Manipulation of diverse quantum correlations based on a hybrid optomagnomechanical system

TL;DR

This paper presents a flexible, all-optical scheme for generating and manipulating various quantum correlations in a hybrid optomagnomechanical system, enabling advanced quantum communication tasks.

Contribution

It introduces a novel, experimentally feasible method to control bipartite, multipartite, and collective quantum correlations by tuning system parameters.

Findings

Selective generation of bipartite and tripartite entanglements.

Deterministic manipulation of bipartite, multipartite, and pentapartite steerings.

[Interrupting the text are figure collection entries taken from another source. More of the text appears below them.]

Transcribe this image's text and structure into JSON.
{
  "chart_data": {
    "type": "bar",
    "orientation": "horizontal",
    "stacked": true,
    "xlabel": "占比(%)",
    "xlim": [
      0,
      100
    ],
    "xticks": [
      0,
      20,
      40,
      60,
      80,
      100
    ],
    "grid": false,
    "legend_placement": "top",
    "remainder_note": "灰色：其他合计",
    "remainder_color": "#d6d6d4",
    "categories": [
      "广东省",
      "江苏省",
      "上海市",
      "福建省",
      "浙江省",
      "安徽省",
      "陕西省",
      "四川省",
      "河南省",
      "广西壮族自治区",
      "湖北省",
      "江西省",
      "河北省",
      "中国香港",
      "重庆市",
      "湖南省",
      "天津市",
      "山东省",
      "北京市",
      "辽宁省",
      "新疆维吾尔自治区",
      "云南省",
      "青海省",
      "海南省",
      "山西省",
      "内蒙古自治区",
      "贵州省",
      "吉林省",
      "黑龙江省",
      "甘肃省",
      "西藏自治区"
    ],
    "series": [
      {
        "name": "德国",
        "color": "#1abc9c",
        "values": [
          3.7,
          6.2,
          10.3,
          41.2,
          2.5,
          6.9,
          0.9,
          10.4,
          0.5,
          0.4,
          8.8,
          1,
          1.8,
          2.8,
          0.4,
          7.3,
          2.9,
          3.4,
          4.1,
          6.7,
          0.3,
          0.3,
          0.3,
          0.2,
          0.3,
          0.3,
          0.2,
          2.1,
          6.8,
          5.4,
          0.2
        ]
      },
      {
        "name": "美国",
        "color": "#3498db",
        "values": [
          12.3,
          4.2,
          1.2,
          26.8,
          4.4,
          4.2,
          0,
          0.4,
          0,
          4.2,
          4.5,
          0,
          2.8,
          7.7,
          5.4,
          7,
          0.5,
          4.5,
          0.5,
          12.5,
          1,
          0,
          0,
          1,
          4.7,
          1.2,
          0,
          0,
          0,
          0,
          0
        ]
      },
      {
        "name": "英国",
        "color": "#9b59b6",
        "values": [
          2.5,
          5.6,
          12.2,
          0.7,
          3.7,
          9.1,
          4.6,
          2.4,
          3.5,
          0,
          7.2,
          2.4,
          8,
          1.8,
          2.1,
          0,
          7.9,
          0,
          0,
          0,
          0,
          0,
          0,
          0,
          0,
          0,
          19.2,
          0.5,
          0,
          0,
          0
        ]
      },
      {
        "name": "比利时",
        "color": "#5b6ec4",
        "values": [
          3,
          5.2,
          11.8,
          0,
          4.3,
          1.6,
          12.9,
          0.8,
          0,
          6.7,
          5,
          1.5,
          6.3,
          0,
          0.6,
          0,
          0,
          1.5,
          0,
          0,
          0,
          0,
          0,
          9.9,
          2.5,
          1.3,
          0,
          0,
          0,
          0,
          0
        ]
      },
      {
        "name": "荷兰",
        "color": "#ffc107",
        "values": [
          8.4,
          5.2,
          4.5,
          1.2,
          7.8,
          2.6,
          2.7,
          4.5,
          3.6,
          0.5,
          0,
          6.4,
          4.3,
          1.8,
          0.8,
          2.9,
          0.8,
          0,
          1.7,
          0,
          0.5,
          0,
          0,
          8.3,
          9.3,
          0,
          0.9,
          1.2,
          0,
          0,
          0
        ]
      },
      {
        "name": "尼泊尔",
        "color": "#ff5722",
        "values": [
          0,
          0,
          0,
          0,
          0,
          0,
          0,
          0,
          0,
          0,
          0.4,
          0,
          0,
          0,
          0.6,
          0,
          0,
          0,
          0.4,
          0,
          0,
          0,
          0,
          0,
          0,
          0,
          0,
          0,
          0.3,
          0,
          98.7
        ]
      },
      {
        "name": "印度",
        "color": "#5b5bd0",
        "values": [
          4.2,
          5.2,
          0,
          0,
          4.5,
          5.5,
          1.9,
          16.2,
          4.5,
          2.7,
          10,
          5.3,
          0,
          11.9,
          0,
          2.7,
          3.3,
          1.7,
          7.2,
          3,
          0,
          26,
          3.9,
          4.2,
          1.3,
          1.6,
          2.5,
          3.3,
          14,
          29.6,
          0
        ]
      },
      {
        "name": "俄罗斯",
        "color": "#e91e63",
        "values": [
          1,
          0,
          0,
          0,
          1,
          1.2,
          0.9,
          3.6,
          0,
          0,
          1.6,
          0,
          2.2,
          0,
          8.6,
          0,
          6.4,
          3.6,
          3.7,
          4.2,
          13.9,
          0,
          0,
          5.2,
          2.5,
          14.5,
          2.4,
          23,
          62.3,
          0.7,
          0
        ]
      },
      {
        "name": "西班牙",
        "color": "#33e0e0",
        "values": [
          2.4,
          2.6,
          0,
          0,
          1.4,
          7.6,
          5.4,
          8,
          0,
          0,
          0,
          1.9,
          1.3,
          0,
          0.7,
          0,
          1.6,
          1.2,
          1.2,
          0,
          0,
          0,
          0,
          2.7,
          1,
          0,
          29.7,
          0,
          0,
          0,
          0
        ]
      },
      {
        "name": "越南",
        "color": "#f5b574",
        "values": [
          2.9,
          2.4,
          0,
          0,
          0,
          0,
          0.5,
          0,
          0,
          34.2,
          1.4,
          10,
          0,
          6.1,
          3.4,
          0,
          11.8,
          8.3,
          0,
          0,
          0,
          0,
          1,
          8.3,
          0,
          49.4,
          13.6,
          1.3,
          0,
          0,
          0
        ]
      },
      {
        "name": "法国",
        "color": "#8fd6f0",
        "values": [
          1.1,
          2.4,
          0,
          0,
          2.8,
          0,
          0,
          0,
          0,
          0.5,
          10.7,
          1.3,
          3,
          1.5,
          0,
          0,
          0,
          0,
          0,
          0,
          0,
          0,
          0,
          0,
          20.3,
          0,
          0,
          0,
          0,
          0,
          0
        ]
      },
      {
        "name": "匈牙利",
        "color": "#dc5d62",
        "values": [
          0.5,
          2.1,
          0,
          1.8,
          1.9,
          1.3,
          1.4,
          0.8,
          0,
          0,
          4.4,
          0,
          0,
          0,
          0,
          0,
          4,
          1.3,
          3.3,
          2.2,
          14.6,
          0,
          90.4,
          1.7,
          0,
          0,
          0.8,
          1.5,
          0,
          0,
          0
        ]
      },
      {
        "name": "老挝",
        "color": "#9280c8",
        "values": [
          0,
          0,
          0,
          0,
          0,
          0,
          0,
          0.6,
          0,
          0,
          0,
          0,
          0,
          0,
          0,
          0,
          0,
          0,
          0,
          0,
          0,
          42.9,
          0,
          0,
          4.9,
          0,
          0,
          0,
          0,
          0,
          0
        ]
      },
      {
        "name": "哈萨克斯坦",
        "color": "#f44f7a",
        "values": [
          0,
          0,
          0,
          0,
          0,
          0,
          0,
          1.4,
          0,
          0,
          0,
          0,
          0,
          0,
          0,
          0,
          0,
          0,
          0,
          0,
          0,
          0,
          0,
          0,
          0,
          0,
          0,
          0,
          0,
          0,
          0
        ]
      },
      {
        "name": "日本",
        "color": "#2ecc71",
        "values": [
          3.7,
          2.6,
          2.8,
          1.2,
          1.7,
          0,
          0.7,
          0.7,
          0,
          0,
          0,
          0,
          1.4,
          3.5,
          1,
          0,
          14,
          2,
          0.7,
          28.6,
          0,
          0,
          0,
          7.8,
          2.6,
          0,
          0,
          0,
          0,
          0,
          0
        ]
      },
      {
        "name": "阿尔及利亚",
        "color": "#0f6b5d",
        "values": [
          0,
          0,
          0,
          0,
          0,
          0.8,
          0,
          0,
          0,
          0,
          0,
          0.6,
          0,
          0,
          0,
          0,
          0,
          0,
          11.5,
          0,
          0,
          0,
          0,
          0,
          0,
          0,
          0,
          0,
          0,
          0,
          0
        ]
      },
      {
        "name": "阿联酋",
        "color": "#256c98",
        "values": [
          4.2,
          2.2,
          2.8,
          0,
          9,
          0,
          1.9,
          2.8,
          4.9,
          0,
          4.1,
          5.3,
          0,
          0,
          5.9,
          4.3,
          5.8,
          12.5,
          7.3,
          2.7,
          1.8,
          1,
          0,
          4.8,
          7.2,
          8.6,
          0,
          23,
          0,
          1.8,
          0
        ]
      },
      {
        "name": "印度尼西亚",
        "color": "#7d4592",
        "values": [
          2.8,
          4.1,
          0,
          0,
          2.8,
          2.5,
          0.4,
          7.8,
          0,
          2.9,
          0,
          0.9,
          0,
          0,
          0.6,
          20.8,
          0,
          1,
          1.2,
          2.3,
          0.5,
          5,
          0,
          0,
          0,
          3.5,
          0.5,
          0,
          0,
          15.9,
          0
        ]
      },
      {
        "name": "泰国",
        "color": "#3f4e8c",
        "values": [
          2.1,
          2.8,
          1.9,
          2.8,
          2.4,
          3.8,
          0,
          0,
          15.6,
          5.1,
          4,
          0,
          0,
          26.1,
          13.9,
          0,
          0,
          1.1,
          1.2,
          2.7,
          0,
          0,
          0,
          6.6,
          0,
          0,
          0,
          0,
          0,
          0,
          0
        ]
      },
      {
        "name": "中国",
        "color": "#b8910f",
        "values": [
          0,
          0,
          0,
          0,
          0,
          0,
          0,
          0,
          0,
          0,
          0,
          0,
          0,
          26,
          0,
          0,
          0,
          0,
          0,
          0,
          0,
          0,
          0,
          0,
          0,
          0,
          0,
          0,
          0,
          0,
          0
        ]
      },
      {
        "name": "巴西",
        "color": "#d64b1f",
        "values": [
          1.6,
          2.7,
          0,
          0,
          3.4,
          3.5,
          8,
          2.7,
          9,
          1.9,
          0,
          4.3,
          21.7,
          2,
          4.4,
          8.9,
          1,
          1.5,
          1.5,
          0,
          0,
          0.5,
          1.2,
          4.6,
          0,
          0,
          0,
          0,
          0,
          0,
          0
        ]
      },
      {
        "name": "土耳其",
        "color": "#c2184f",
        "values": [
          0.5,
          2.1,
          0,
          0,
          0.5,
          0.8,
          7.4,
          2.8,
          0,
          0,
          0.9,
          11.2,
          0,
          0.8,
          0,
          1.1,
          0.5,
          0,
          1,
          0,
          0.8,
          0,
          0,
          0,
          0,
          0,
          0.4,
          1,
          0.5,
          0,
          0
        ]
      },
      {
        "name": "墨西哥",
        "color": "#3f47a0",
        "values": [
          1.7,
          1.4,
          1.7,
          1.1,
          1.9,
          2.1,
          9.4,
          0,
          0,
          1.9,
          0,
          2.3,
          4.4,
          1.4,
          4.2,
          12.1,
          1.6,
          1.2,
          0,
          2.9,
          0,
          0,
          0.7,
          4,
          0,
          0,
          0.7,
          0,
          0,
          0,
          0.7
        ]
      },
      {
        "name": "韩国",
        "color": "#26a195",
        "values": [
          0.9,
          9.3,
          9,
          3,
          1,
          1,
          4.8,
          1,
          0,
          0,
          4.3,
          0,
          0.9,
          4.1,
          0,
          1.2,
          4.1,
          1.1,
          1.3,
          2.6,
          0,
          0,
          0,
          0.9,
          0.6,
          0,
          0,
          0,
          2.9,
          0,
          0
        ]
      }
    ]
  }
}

Multiple coupling channels can be tuned simultaneously for flexible control.

Abstract

Flexible manipulation of quantum correlation resources enables the implementation of diverse quantum tasks based on hybrid quantum networks, where atom-magnon and optomagnonic entanglements and steerings play important roles. In this work, we propose an effective scheme to generate and manipulate quantum entanglements and steerings based on a hybrid optomagnomechanical system, which is composed of a polarizer, an optical cavity with YIG bridge as one end, and an atomic ensemble in it. According to the results of the parameter dependence of various quantum correlations, we can selectively generate bipartite and genuine tripartite entanglements and deterministically manipulate the concrete situation of bipartite, multipartite steerings, and collective pentapartite steering, by adjusting the polarization direction of the driving laser and the Tavis-Cummings coupling strength. Our all-optical controlled scheme is flexible, convenient, compact, and experimentally feasible, because multiple coupling channels can be tuned simultaneously. This work provides a new perspective for implementing specialized quantum tasks, such as hierarchical ultra-secure multi-user quantum communications.